The report is a key point of discussion at the global Universal Health Coverage Forum 2017, currently taking place in Tokyo, Japan. Convened by the Government of Japan, a leading supporter of UHC domestically and globally, the Forum is cosponsored by the Japan International Cooperation Agency (JICA), UHC2030, the leading global movement advocating for UHC, UNICEF, the World Bank, and WHO. Japanese Prime Minister Shinzo Abe, UN Secretary-General Antonio Guterres, World Bank President Kim, WHO Director-General Tedros and UNICEF Executive Director Anthony Lake will all be in attendance, in addition to heads of state and ministers from over 30 countries.

“Past experiences taught us that designing a robust health financing mechanism that protects each individual vulnerable person from financial hardship, as well as developing health care facilities and a workforce including doctors to provide necessary health services wherever people live, are critically important in achieving ‘Health for All,’” said Mr. Katsunobu Kato, Minister of Health, Labour and Welfare, Japan. “I firmly believe that these early-stage investments for UHC by the whole government were an important enabling factor in Japan’s rapid economic development later on.”

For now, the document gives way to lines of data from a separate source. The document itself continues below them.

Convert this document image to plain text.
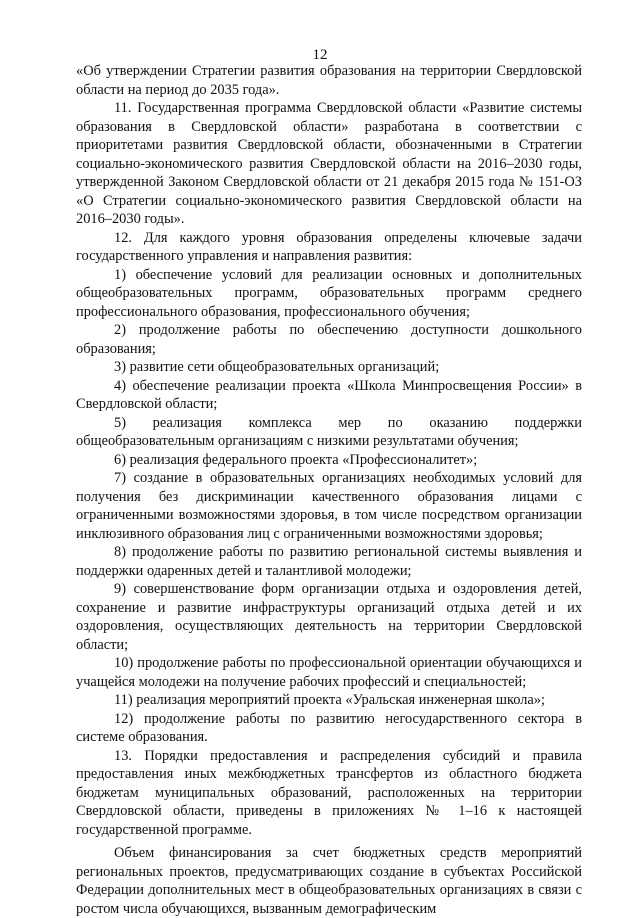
12

«Об утверждении Стратегии развития образования на территории Свердловской области на период до 2035 года».

11. Государственная программа Свердловской области «Развитие системы образования в Свердловской области» разработана в соответствии с приоритетами развития Свердловской области, обозначенными в Стратегии социально-экономического развития Свердловской области на 2016–2030 годы, утвержденной Законом Свердловской области от 21 декабря 2015 года № 151-ОЗ «О Стратегии социально-экономического развития Свердловской области на 2016–2030 годы».

12. Для каждого уровня образования определены ключевые задачи государственного управления и направления развития:

1) обеспечение условий для реализации основных и дополнительных общеобразовательных программ, образовательных программ среднего профессионального образования, профессионального обучения;

2) продолжение работы по обеспечению доступности дошкольного образования;

3) развитие сети общеобразовательных организаций;

4) обеспечение реализации проекта «Школа Минпросвещения России» в Свердловской области;

5) реализация комплекса мер по оказанию поддержки общеобразовательным организациям с низкими результатами обучения;

6) реализация федерального проекта «Профессионалитет»;

7) создание в образовательных организациях необходимых условий для получения без дискриминации качественного образования лицами с ограниченными возможностями здоровья, в том числе посредством организации инклюзивного образования лиц с ограниченными возможностями здоровья;

8) продолжение работы по развитию региональной системы выявления и поддержки одаренных детей и талантливой молодежи;

9) совершенствование форм организации отдыха и оздоровления детей, сохранение и развитие инфраструктуры организаций отдыха детей и их оздоровления, осуществляющих деятельность на территории Свердловской области;

10) продолжение работы по профессиональной ориентации обучающихся и учащейся молодежи на получение рабочих профессий и специальностей;

11) реализация мероприятий проекта «Уральская инженерная школа»;

12) продолжение работы по развитию негосударственного сектора в системе образования.

13. Порядки предоставления и распределения субсидий и правила предоставления иных межбюджетных трансфертов из областного бюджета бюджетам муниципальных образований, расположенных на территории Свердловской области, приведены в приложениях № 1–16 к настоящей государственной программе.

Объем финансирования за счет бюджетных средств мероприятий региональных проектов, предусматривающих создание в субъектах Российской Федерации дополнительных мест в общеобразовательных организациях в связи с ростом числа обучающихся, вызванным демографическим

The Forum is the culmination of events in over 100 countries, which began on Dec. 12—Universal Health Coverage Day—to highlight the growing global momentum on UHC. It seeks to showcase the strong high-level political commitment to UHC at global and country levels, highlight the experiences of countries that have been pathfinders on UHC progress, and add to the knowledge base on how to strengthen health systems and effectively promote UHC.

The main high-level sessions of the Forum take place tomorrow, Dec. 14, and will also feature an all-day “innovation showcase,” highlighting innovations driving progress in health systems around the world, and a celebratory public event in the evening. A commitment to action, called the Tokyo Declaration on Universal Health Coverage, will be released during the Forum’s closing ceremony.

“Without health care, how can children reach their full potential?  And without a healthy, productive population, how can societies realize their aspirations?” said UNICEF Executive Director Anthony Lake. “Universal health coverage can help level the playing field for children today, in turn helping them break intergenerational cycles of poverty and poor health tomorrow.”

Building on the G7 Ise-Shima Summit and the TICAD VI in 2016, both of which stress the need for UHC, the Forum in Tokyo is seen as a milestone for accelerating progress towards the target of UHC by 2030, a key part of the Sustainable Development Goals. Countries will then gear up for the next global moment: a high-level meeting of the UN General Assembly on UHC in 2019.